Федор слушал и прикидывал про себя: до станции более сорока километров, дороги размыло, с порожними, из цельных бревен вырубленными санями и то трудно пробираться трактору, а тут с грузом… Да и горючего уйдет уйма.
— Нет, Степановна, не помогу, — сказал он. — Да ты подумай — сама не согласишься. На такие дороги малосильную «кадушечку» не пошлешь, не вытянет воз «кадушка» по таким дорогам.
— Ну, а этого, большого?.. Пятьдесят же сил в нем, звере, черта своротит.
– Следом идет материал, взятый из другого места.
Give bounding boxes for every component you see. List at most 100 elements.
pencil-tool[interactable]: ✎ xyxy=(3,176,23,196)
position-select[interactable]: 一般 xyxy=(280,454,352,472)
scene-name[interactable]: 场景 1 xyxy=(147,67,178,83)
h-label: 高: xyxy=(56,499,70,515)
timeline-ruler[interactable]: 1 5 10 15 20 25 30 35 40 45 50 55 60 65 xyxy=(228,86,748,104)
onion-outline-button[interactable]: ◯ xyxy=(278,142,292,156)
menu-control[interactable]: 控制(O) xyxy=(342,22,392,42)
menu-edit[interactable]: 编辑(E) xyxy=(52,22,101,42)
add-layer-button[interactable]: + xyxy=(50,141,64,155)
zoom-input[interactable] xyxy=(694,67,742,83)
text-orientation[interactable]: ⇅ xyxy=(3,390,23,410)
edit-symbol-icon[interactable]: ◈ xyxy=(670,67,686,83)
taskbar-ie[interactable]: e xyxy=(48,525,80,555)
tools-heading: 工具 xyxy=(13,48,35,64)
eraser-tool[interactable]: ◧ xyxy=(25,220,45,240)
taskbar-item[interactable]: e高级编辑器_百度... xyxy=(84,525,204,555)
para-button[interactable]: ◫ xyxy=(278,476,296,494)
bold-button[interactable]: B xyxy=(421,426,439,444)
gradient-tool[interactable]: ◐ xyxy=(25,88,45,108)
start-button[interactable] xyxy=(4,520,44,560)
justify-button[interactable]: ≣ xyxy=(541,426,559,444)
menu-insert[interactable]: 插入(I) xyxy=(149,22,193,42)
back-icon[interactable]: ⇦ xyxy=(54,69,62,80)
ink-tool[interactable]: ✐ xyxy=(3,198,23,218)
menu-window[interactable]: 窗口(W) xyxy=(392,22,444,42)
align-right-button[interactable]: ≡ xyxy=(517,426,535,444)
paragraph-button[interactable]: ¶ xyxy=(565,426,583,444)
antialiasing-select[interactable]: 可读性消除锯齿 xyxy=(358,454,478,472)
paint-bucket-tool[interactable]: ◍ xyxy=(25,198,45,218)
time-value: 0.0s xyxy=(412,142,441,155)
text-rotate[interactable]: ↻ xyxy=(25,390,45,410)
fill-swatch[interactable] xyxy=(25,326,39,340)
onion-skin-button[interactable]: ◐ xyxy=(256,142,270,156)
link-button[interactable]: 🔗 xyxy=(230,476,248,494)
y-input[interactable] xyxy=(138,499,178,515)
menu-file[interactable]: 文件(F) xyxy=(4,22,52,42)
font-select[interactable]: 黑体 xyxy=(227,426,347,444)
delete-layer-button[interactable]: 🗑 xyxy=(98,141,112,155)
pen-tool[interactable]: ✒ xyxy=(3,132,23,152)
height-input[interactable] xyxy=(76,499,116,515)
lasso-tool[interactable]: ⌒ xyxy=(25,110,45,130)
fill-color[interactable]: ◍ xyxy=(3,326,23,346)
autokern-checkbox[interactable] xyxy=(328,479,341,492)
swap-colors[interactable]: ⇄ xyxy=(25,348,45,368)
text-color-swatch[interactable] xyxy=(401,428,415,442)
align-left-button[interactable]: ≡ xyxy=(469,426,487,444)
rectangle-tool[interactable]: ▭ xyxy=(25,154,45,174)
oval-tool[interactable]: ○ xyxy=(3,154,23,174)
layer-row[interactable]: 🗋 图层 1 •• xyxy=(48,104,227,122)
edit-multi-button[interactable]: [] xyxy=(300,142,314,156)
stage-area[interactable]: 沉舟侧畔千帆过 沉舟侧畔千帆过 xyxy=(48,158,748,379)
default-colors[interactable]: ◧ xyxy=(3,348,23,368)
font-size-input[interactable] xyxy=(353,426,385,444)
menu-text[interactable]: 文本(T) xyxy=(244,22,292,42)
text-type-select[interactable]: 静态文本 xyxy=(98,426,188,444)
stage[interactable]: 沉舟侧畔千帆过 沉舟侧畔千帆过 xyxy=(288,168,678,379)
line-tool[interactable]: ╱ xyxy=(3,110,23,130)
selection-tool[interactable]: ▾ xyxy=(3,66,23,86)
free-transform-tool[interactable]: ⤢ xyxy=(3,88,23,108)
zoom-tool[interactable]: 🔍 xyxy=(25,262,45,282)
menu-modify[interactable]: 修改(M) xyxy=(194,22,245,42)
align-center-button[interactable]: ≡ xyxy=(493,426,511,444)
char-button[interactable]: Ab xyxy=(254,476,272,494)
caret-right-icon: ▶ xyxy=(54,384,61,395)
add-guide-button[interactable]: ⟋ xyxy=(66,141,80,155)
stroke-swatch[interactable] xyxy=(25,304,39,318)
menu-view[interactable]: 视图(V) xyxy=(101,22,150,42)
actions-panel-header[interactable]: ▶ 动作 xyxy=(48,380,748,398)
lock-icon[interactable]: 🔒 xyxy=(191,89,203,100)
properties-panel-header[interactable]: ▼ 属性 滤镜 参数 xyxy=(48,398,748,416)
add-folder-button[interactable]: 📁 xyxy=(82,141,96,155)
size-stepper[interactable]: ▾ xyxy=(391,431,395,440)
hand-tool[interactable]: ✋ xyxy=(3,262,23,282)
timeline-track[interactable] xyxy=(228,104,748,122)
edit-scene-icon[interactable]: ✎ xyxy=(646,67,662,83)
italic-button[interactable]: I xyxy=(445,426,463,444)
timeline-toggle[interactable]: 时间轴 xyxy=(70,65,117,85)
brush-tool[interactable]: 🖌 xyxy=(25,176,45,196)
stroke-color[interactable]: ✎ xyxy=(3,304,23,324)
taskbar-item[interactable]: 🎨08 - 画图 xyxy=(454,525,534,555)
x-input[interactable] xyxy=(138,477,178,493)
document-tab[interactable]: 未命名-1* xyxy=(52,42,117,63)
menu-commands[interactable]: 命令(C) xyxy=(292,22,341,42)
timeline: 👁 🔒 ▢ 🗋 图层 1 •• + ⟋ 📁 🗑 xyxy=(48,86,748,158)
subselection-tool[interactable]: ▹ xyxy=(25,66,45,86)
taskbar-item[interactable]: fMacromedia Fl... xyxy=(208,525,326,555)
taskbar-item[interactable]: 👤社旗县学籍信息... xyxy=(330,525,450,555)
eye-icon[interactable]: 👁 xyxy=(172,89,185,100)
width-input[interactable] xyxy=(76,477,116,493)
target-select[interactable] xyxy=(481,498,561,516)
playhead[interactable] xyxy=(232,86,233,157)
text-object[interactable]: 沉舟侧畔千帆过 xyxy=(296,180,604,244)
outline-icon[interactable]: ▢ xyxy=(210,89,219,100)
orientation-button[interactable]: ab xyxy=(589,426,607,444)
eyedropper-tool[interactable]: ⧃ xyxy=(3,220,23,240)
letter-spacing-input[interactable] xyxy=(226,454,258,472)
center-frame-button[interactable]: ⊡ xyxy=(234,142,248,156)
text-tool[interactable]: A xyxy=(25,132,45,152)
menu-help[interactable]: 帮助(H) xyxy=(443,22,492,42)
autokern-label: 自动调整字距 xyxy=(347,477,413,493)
— Дизелем рисковать не буду. Ни ты, ни я не поручимся, что в такое непроезжее время он где-нибудь посередь дороги не сломается. Он у нас один, ему не сегодня-завтра на клеверища выходить. И семена будут, а все одно сорвем сев. Ненадежный выход, Степановна.
— Как же быть, ума не приложу?
— Всех лошадей бросай на вывозку! Всех до единой! Тетка Варвара и с надеждой, и с недоверием долго разглядывала Федора.
— Всех лошадей… Выход-то немудреный. Я и сама о нем думала. Всех?.. То-то и оно, побаиваюсь всех-то… Замучаем их, а — по прошлому году сужу — на ваше тракторное племя с головой положиться нельзя. Не тебе в обиду будь сказано… День работали, два дня в борозде стояли трактора-то. Трактористы от села к эмтээс мыкались, запасные части искали. Лошадки-то меня всегда выручали. С открытым сердцем тебе говорю, Федор, — боязнь берет без лошадей в сев остаться.
— Тетка Варвара, плохо ты знаешь бригадира Соловейкова! Иль, может, клятву особую тебе дать? Будут работать тракторы, ручаюсь! Бросай лошадей на семена! Управимся без них на полях! Десять лет я при тракторах, без малого полжизни! Мне слово тракториста дорого.
— Ой ли?..
Но по тому, как это «ой ли» было сказано, Федор понял: согласилась Степановна, не то чтоб совсем поверила, — согласилась, другого не придумаешь.